Radice futura. Il nome dell’associazione pesarese, nata da persone variamente impegnate nel sociale, è già in sé un programma: radicamento in una identità, in un territorio, in relazioni fraterne e desiderio di misurarsi con il futuro, formandosi e impegnandosi in uno spirito di servizio verso la società. Una posizione consapevole e aperta, che ha trovato corrispondenza in quel lontano appello “Ai liberi e forti” lanciato da don Luigi Sturzo proprio cento anni fa e sottoscritto da persone che, pur essendo diversissime tra loro, erano convinte di avere qualcosa che li contraddistinguesse come cattolici e al tempo stesso potesse essere laicamente condiviso con tutti. Una posizione interessante anche per i cattolici di oggi, i quali, pur ritrovandosi, dopo la “diaspora” seguita allo sgretolamento della Democrazia Cristiana, ad abitare in “case d’affitto” differenti, non possono tuttavia esimersi dall’avere una propria identità e un proprio messaggio.
Attualità. Proprio per evidenziare l’attualità di tale appello, i responsabili di Radice Futura – Michele Redaelli, Giulia Marchionni, Giampietro Scavolini – hanno invitato venerdì 8 marzo il prof. Francesco Bonini della LUMSA di Roma (Libera Università Maria Santissima Assunta) il quale, dopo aver evidenziato la sostanziale affinità tra quel lontano contesto storico e il nostro (entrambi momenti-cerniera di passaggio ad un mondo nebuloso e magmatico) si è soffermato sul punto a suo avviso più qualificante per l’impegno politico dei cattolici, di oggi e di allora: un’idea esigente di democrazia. La democrazia – ha detto – non è un bene in sé (vedi le democrazie “autoritarie” e le democrazie “popolari”), ma lo è solo se pluralista, sussidiaria, solidale. Se presuppone cioè l’esistenza e la valorizzazione di soggettività sociali coscienti dei propri diritti-doveri e tra loro sanamente agonistiche. Se rispetta il principio, per la prima volta espressamente enunciato nella Quadragesimo anno da Pio XI, secondo cui lo Stato non deve invadere le competenze dei corpi intermedi, ma piuttosto sostenerli, in caso di necessità, in maniera suppletiva. Se riconosce che nessun soggetto è autosufficiente e che il maggiore deve essere solidale con il minore.

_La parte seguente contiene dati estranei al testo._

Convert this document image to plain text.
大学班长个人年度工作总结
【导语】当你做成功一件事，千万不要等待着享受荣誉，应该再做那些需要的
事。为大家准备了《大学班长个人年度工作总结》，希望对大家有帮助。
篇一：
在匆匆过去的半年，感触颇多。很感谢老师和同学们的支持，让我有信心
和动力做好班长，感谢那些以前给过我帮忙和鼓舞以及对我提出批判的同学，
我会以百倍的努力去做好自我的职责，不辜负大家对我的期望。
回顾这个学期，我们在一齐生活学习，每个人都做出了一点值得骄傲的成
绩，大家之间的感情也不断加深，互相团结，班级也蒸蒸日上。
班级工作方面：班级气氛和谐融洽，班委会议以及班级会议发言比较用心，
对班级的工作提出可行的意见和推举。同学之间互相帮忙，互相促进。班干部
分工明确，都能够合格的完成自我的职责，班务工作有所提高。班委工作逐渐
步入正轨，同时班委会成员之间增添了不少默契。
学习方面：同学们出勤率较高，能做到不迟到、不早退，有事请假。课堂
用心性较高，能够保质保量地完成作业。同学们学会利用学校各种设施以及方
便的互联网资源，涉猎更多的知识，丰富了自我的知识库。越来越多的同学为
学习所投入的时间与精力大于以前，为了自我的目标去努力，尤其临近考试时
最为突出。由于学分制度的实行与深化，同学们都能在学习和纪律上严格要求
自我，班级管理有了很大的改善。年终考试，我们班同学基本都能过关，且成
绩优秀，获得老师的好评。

Stile. Su questo modello di democrazia doveva essere costituita, secondo il programma di don Sturzo, non solo l’Italia, ma anche l’Europa, che oggi invece è diventata non “comunità” ma semplicemente “unione”: “anello debole della Troika, istituzione servente della Banca centrale europea e del Fondo monetario internazionale”. Il problema fondamentale, dunque, è la costruzione di soggetti consapevoli: come diceva Mao, per fare la rivoluzione occorre un partito rivoluzionario. Questo è il campo dell’impegno formativo dei cattolici, i quali devono essere positivamente e fieramente consapevoli che la capacità educativa e abnegativa della Chiesa cattolica, il suo stile di condivisione, relazione e servizio sono ancora gli strumenti più elevati per formare persone “libere e forti”.